Tuesday, May 28, 2019

Dream a Little Dream

Samantha
Well, that sucked.
Our dreams lately have been hyper-real - even if weird at times, and when we went to rest, I wound up dreaming.  In my dream, I walked down to the side of a river - and remembered that this was a place that a friend, Rumour, and I used to hang out at.  I'd not seen her in a long while, but there were some items there from our previous visits, so I decided to sit down and go through them.

Not that, you know, this had ever actually happened in real life.

But I had this huge feeling of nostalgia, of loss, of loneliness, and it carried with me when I woke up.  I decided to reload Skype and see if she had ever replied to anything there.  But no - her name wasn't even there anymore for me.

I went and checked my e-mails, and threw an e-mail off to each of her e-mail addresses, in the hopes she might surprise me and answer.

I went into Second Life, and ... so much has changed.  A friend I'd not seen in years contacted me there, and we sat and talked and had a good time reminiscing, so .. that was good.

But.. I'm still sad.  I still miss my Rumour.

Thursday, May 9, 2019

The "A" is not for "Ally".

We're not Trans.  We have never been subject to the stigma that people in the trans community face.  We have not suffered their burdens, faced the prejudices they have faced, or endured the cruelty that they have.

We are also not cis.  Not really.  Because we know what it is like to not feel comfortable in our skin.  We have endured the depression, the headaches, the feeling of being an alien in our own body.  This doesn't mean we 'know what it means to be trans' - we don't, and we won't ever say we will.  We just know what it means to be different.  It's the difference between putting a toe in the water, and being pushed in.

Our sister, by far, provides us the most insight.  She has dealt with depression, of hating her body, her voice, her look.  Of feeling like there's something wrong with her, and not being able to change it.  She would love the opportunity to transition - but it isn't happening - because she can't decide for the rest of us.  She suffers dysphoria when she sees herself - she avoids looking into mirrors if she can help it - and if she's playing a video game, she needs a female avatar to represent her or she suffers dissonance.

Some of us feel uncomfortable with the colour of our skin.  This doesn't mean we 'know what it means to be (colour)' - not by a long shot.  And while we don't identify as 'white' - it means nothing in any real sense.  We still get the priveledge of being white and male because that's what people see.  We can be empathic to people of colour, we can identify with people of colour, but that doesn't mean we are people of colour.  And yes, this means there's a difference between identifying as a woman, and identifying as a person of colour.

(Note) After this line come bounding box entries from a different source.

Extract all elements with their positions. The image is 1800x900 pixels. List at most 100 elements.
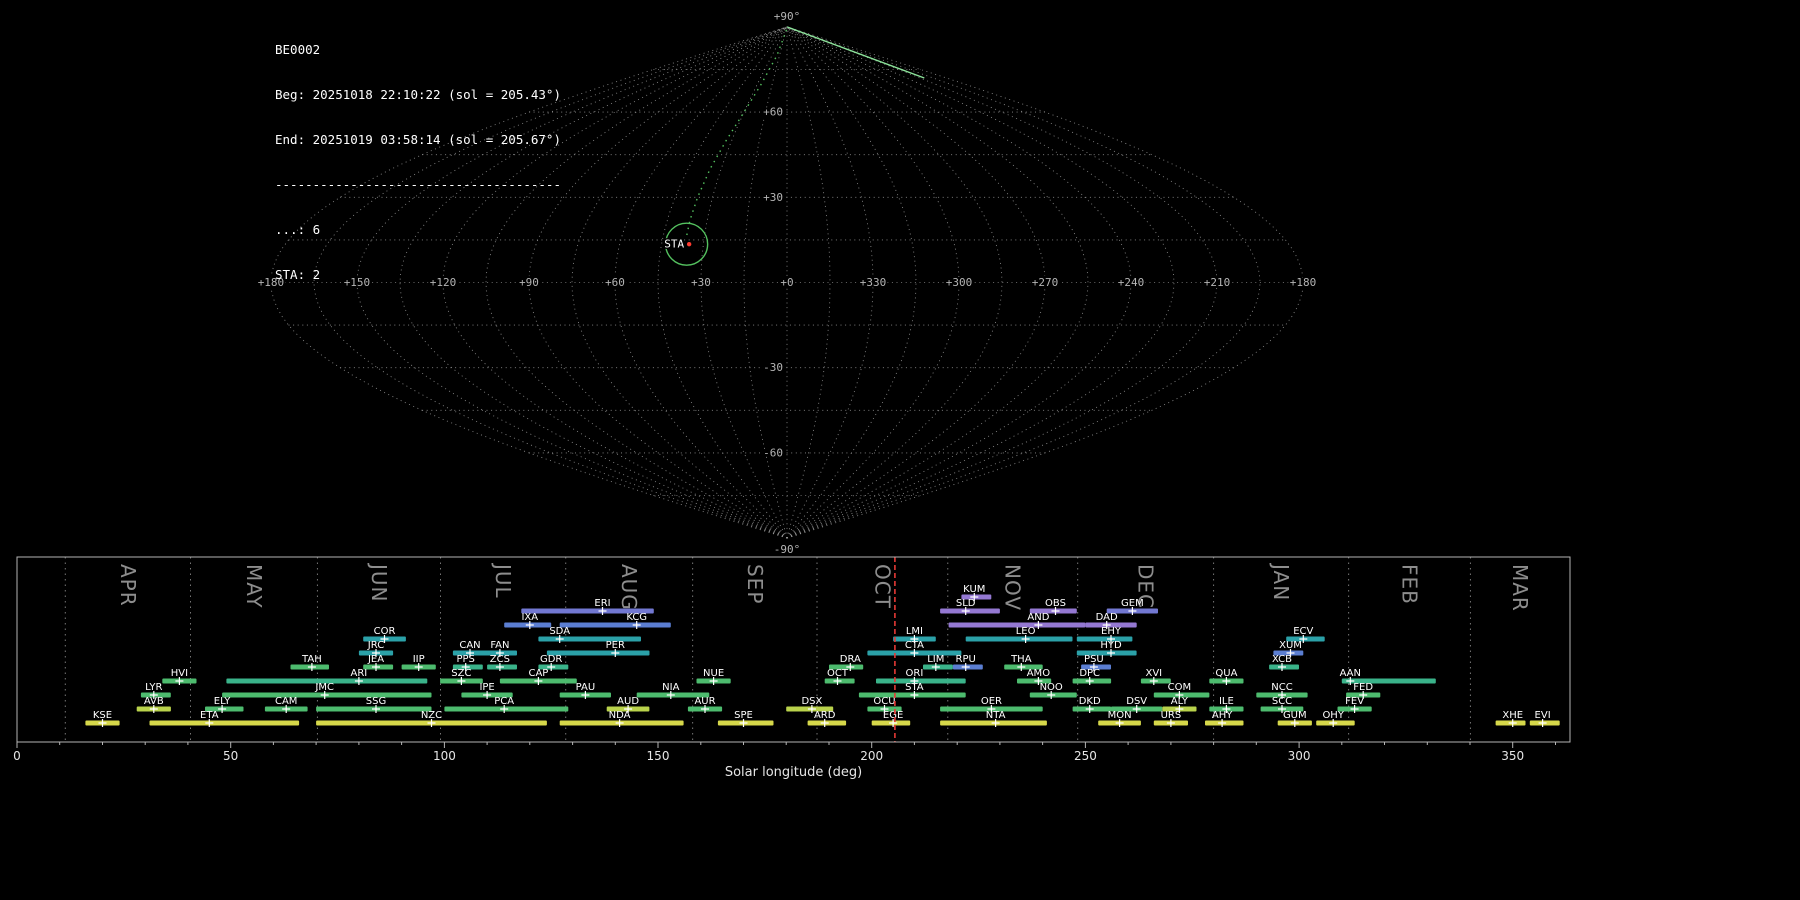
axis-tick-label: 200	[860, 749, 883, 763]
shower-label-OCU: OCU	[873, 696, 895, 707]
shower-label-STA: STA	[905, 682, 924, 693]
sky-pole-label: +90°	[774, 10, 801, 23]
shower-label-ERI: ERI	[594, 598, 610, 609]
sky-pole-label: -90°	[774, 543, 801, 556]
shower-count: STA: 2	[275, 267, 561, 282]
shower-label-AAN: AAN	[1340, 668, 1361, 679]
shower-label-COM: COM	[1168, 682, 1191, 693]
shower-label-CAN: CAN	[459, 640, 480, 651]
observation-info: BE0002 Beg: 20251018 22:10:22 (sol = 205…	[275, 12, 561, 312]
shower-label-IIP: IIP	[413, 654, 425, 665]
shower-label-PAU: PAU	[576, 682, 596, 693]
shower-label-ARD: ARD	[814, 710, 836, 721]
shower-label-GEM: GEM	[1121, 598, 1144, 609]
shower-label-JRC: JRC	[367, 640, 384, 651]
shower-label-OHY: OHY	[1322, 710, 1344, 721]
shower-label-AHY: AHY	[1212, 710, 1233, 721]
shower-label-PCA: PCA	[494, 696, 514, 707]
shower-label-CAM: CAM	[275, 696, 297, 707]
shower-label-ORI: ORI	[906, 668, 924, 679]
shower-label-ZCS: ZCS	[490, 654, 510, 665]
shower-label-EHY: EHY	[1101, 626, 1122, 637]
shower-label-CTA: CTA	[905, 640, 924, 651]
shower-label-LIM: LIM	[927, 654, 944, 665]
shower-label-AUD: AUD	[617, 696, 639, 707]
axis-tick-label: 300	[1288, 749, 1311, 763]
shower-label-XHE: XHE	[1502, 710, 1523, 721]
shower-label-ALY: ALY	[1171, 696, 1189, 707]
month-label: MAR	[1508, 564, 1532, 612]
shower-label-NUE: NUE	[703, 668, 724, 679]
month-label: FEB	[1398, 564, 1422, 605]
shower-label-DPC: DPC	[1079, 668, 1100, 679]
shower-label-EVI: EVI	[1535, 710, 1551, 721]
shower-label-EGE: EGE	[883, 710, 903, 721]
sky-lon-label: +210	[1204, 276, 1231, 289]
shower-label-RPU: RPU	[956, 654, 976, 665]
begin-time-line: Beg: 20251018 22:10:22 (sol = 205.43°)	[275, 87, 561, 102]
month-label: SEP	[743, 564, 767, 604]
shower-label-MON: MON	[1108, 710, 1132, 721]
shower-label-NTA: NTA	[986, 710, 1006, 721]
sky-lon-label: +0	[780, 276, 793, 289]
shower-bar-SDA	[538, 637, 641, 642]
month-label: JUL	[491, 562, 515, 599]
shower-bar-LEO	[966, 637, 1073, 642]
shower-label-HYD: HYD	[1100, 640, 1122, 651]
sky-grid-meridian	[787, 27, 1174, 538]
sky-grid-meridian	[701, 27, 787, 538]
station-id: BE0002	[275, 42, 561, 57]
sky-lon-label: +60	[605, 276, 625, 289]
month-label: OCT	[870, 564, 894, 609]
sky-lat-label: -60	[763, 446, 783, 459]
month-label: AUG	[617, 564, 641, 611]
separator-line: --------------------------------------	[275, 177, 561, 192]
shower-label-LEO: LEO	[1016, 626, 1036, 637]
shower-label-CAP: CAP	[528, 668, 548, 679]
shower-label-OBS: OBS	[1045, 598, 1066, 609]
month-label: APR	[116, 564, 140, 607]
shower-label-PPS: PPS	[456, 654, 474, 665]
shower-label-SLD: SLD	[956, 598, 976, 609]
shower-label-NCC: NCC	[1271, 682, 1292, 693]
sky-lat-label: +30	[763, 191, 783, 204]
radiant-drift-trail	[686, 30, 786, 237]
shower-label-NDA: NDA	[609, 710, 631, 721]
shower-bar-SLD	[940, 609, 1000, 614]
shower-label-AUR: AUR	[694, 696, 715, 707]
shower-label-XCB: XCB	[1272, 654, 1292, 665]
shower-label-SDA: SDA	[549, 626, 570, 637]
shower-label-IPE: IPE	[479, 682, 494, 693]
shower-label-ECV: ECV	[1293, 626, 1313, 637]
month-label: JUN	[367, 562, 391, 603]
sky-lat-label: -30	[763, 361, 783, 374]
shower-label-ETA: ETA	[200, 710, 219, 721]
shower-label-LYR: LYR	[145, 682, 162, 693]
shower-label-OER: OER	[981, 696, 1002, 707]
axis-tick-label: 0	[13, 749, 21, 763]
axis-tick-label: 50	[223, 749, 238, 763]
sky-lon-label: +330	[860, 276, 887, 289]
sky-lon-label: +180	[1290, 276, 1317, 289]
x-axis-label: Solar longitude (deg)	[725, 765, 862, 780]
axis-tick-label: 250	[1074, 749, 1097, 763]
sky-lon-label: +270	[1032, 276, 1059, 289]
sky-lon-label: +300	[946, 276, 973, 289]
radiant-label: STA	[664, 238, 684, 251]
shower-label-DKD: DKD	[1079, 696, 1101, 707]
shower-label-XVI: XVI	[1145, 668, 1162, 679]
shower-label-SPE: SPE	[734, 710, 753, 721]
shower-label-XUM: XUM	[1279, 640, 1302, 651]
activity-timeline: APRMAYJUNJULAUGSEPOCTNOVDECJANFEBMARKUME…	[13, 557, 1570, 780]
shower-label-PSU: PSU	[1084, 654, 1104, 665]
shower-bar-KCG	[560, 623, 671, 628]
shower-label-FEV: FEV	[1345, 696, 1364, 707]
shower-label-NOO: NOO	[1040, 682, 1063, 693]
shower-label-DSV: DSV	[1126, 696, 1147, 707]
shower-label-JEA: JEA	[367, 654, 384, 665]
shower-label-JMC: JMC	[314, 682, 334, 693]
shower-label-AMO: AMO	[1027, 668, 1050, 679]
shower-label-PER: PER	[606, 640, 625, 651]
shower-label-URS: URS	[1161, 710, 1182, 721]
shower-label-QUA: QUA	[1215, 668, 1237, 679]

Finally, some of us aren't human.  Yes, we have a human body.  We are exposed to humanity on a daily basis, but that doesn't make us human.  You don't see us, because we don't present ourselves in public - for obvious reasons.  What do you do with something that doesn't speak except for in noises, and has almost no motor skills?  What about one that is more like an animal than a person?  One that is more noise and flailing and screeching?  Or how about one that exists in a state of music?

What does this make us, as a whole?  Well, as a group we don't fit into any convenient label.  Some of us are straight, some of us are bi.  Some of us are male, some of us are female, some of us really don't qualify.  Some of us are white, some of us are not.  Some of us are human, some of us are not.

The only true benefit of this existence, honestly, is empathy.  It allows us to look at others, and say 'they are like us' - We see ourselves in the world around us, even if we can't be like them, and as such we feel responsible for caring for those we see.  The LGBT+ community doesn't need a letter for those like us.  We don't need to be 'represented' as our own being there - but we can still be an ally, because we dip our toe in the water - and never have to worry about being pushed in.